Becky Cable’s house is bears a wealth of history relevant to those times. Built in 1879 by Leason Gregg, it was the first frame house built in Cades Cove and served as a working business as well. The store goods were brought in by wagon from Maryville, Tn. The downstairs housed the store while Gregg and his family lived on the upper floors. People could come and trade goods for other products or just straight up buy what they needed there.

John Cable’s family – his daughter Rebecca, her brother Dan and his wife, eventually bought the land and house, and ran the store. It was converted to a boarding house eight years after that.

Cades Cove provided Becky Cable and her family with much of what they needed to survive including such heirlooms as lettuce, pole beans, turnips, beets and canned beans, peas and tomatoes, all of which flourished in the cove’s rich limestone basin. Chickens were raised, they cooked baked goods with their own eggs, and carrots and potatoes were stored in a root cellar.

The house was also used as a place to stockpile goods, like most homes during that time. The numerous Chestnut groves in Cades Cove were depleted every fall not only by bears but by families like the Cables who came to gather bushels of chestnuts both for their use and to sell. Becky Cable’s family also hunted wild game, picked and preserved blackberries, blueberries and raspberries, and raised their own hogs. Next to the house, they grew their own flower, spice, and herbs in a garden.

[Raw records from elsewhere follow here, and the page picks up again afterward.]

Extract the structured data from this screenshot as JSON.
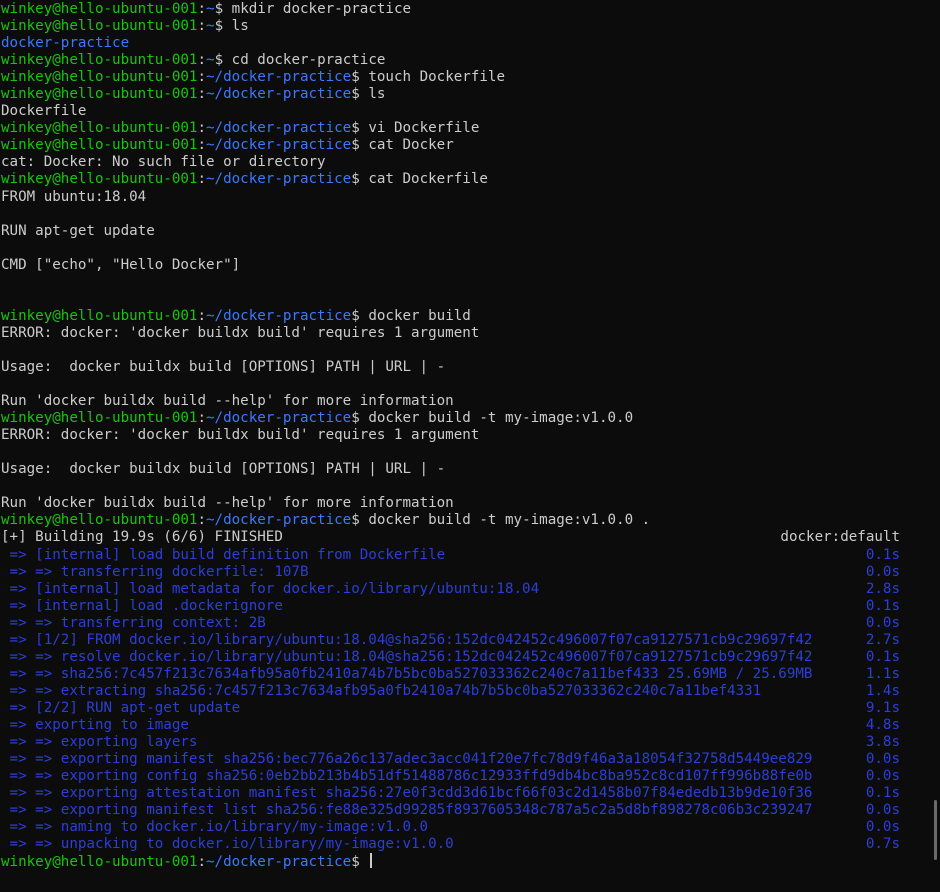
{
  "prompt": {
    "user_host": "winkey@hello-ubuntu-001",
    "sep": ":",
    "home": "~",
    "dir": "~/docker-practice",
    "symbol": "$"
  },
  "lines": [
    {
      "type": "prompt",
      "dir": "~",
      "cmd": " mkdir docker-practice"
    },
    {
      "type": "prompt",
      "dir": "~",
      "cmd": " ls"
    },
    {
      "type": "dir",
      "text": "docker-practice"
    },
    {
      "type": "prompt",
      "dir": "~",
      "cmd": " cd docker-practice"
    },
    {
      "type": "prompt",
      "dir": "~/docker-practice",
      "cmd": " touch Dockerfile"
    },
    {
      "type": "prompt",
      "dir": "~/docker-practice",
      "cmd": " ls"
    },
    {
      "type": "plain",
      "text": "Dockerfile"
    },
    {
      "type": "prompt",
      "dir": "~/docker-practice",
      "cmd": " vi Dockerfile"
    },
    {
      "type": "prompt",
      "dir": "~/docker-practice",
      "cmd": " cat Docker"
    },
    {
      "type": "plain",
      "text": "cat: Docker: No such file or directory"
    },
    {
      "type": "prompt",
      "dir": "~/docker-practice",
      "cmd": " cat Dockerfile"
    },
    {
      "type": "plain",
      "text": "FROM ubuntu:18.04"
    },
    {
      "type": "plain",
      "text": ""
    },
    {
      "type": "plain",
      "text": "RUN apt-get update"
    },
    {
      "type": "plain",
      "text": ""
    },
    {
      "type": "plain",
      "text": "CMD [\"echo\", \"Hello Docker\"]"
    },
    {
      "type": "plain",
      "text": ""
    },
    {
      "type": "plain",
      "text": ""
    },
    {
      "type": "prompt",
      "dir": "~/docker-practice",
      "cmd": " docker build"
    },
    {
      "type": "plain",
      "text": "ERROR: docker: 'docker buildx build' requires 1 argument"
    },
    {
      "type": "plain",
      "text": ""
    },
    {
      "type": "plain",
      "text": "Usage:  docker buildx build [OPTIONS] PATH | URL | -"
    },
    {
      "type": "plain",
      "text": ""
    },
    {
      "type": "plain",
      "text": "Run 'docker buildx build --help' for more information"
    },
    {
      "type": "prompt",
      "dir": "~/docker-practice",
      "cmd": " docker build -t my-image:v1.0.0"
    },
    {
      "type": "plain",
      "text": "ERROR: docker: 'docker buildx build' requires 1 argument"
    },
    {
      "type": "plain",
      "text": ""
    },
    {
      "type": "plain",
      "text": "Usage:  docker buildx build [OPTIONS] PATH | URL | -"
    },
    {
      "type": "plain",
      "text": ""
    },
    {
      "type": "plain",
      "text": "Run 'docker buildx build --help' for more information"
    },
    {
      "type": "prompt",
      "dir": "~/docker-practice",
      "cmd": " docker build -t my-image:v1.0.0 ."
    },
    {
      "type": "buildhead",
      "text": "[+] Building 19.9s (6/6) FINISHED",
      "right": "docker:default"
    },
    {
      "type": "build",
      "text": " => [internal] load build definition from Dockerfile",
      "time": "0.1s"
    },
    {
      "type": "build",
      "text": " => => transferring dockerfile: 107B",
      "time": "0.0s"
    },
    {
      "type": "build",
      "text": " => [internal] load metadata for docker.io/library/ubuntu:18.04",
      "time": "2.8s"
    },
    {
      "type": "build",
      "text": " => [internal] load .dockerignore",
      "time": "0.1s"
    },
    {
      "type": "build",
      "text": " => => transferring context: 2B",
      "time": "0.0s"
    },
    {
      "type": "build",
      "text": " => [1/2] FROM docker.io/library/ubuntu:18.04@sha256:152dc042452c496007f07ca9127571cb9c29697f42",
      "time": "2.7s"
    },
    {
      "type": "build",
      "text": " => => resolve docker.io/library/ubuntu:18.04@sha256:152dc042452c496007f07ca9127571cb9c29697f42",
      "time": "0.1s"
    },
    {
      "type": "build",
      "text": " => => sha256:7c457f213c7634afb95a0fb2410a74b7b5bc0ba527033362c240c7a11bef433 25.69MB / 25.69MB",
      "time": "1.1s"
    },
    {
      "type": "build",
      "text": " => => extracting sha256:7c457f213c7634afb95a0fb2410a74b7b5bc0ba527033362c240c7a11bef4331",
      "time": "1.4s"
    },
    {
      "type": "build",
      "text": " => [2/2] RUN apt-get update",
      "time": "9.1s"
    },
    {
      "type": "build",
      "text": " => exporting to image",
      "time": "4.8s"
    },
    {
      "type": "build",
      "text": " => => exporting layers",
      "time": "3.8s"
    },
    {
      "type": "build",
      "text": " => => exporting manifest sha256:bec776a26c137adec3acc041f20e7fc78d9f46a3a18054f32758d5449ee829",
      "time": "0.0s"
    },
    {
      "type": "build",
      "text": " => => exporting config sha256:0eb2bb213b4b51df51488786c12933ffd9db4bc8ba952c8cd107ff996b88fe0b",
      "time": "0.0s"
    },
    {
      "type": "build",
      "text": " => => exporting attestation manifest sha256:27e0f3cdd3d61bcf66f03c2d1458b07f84ededb13b9de10f36",
      "time": "0.1s"
    },
    {
      "type": "build",
      "text": " => => exporting manifest list sha256:fe88e325d99285f8937605348c787a5c2a5d8bf898278c06b3c239247",
      "time": "0.0s"
    },
    {
      "type": "build",
      "text": " => => naming to docker.io/library/my-image:v1.0.0",
      "time": "0.0s"
    },
    {
      "type": "build",
      "text": " => => unpacking to docker.io/library/my-image:v1.0.0",
      "time": "0.7s"
    },
    {
      "type": "prompt",
      "dir": "~/docker-practice",
      "cmd": " ",
      "cursor": true
    }
  ]
}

Becky Cable was one of Cades Cove’s first clothing designers too. Her family grew their own flax and cotton and raised sheep for wool and spun these in to thread which they wove into cloth, thus making their own clothing. There is a famous picture of Becky Cable sitting at her spinning wheel doing just that. Becky Cable did all this while providing for her family and others before passing away in Cades Cove at 96 years of age. The home bears her and the preceding family’s name still.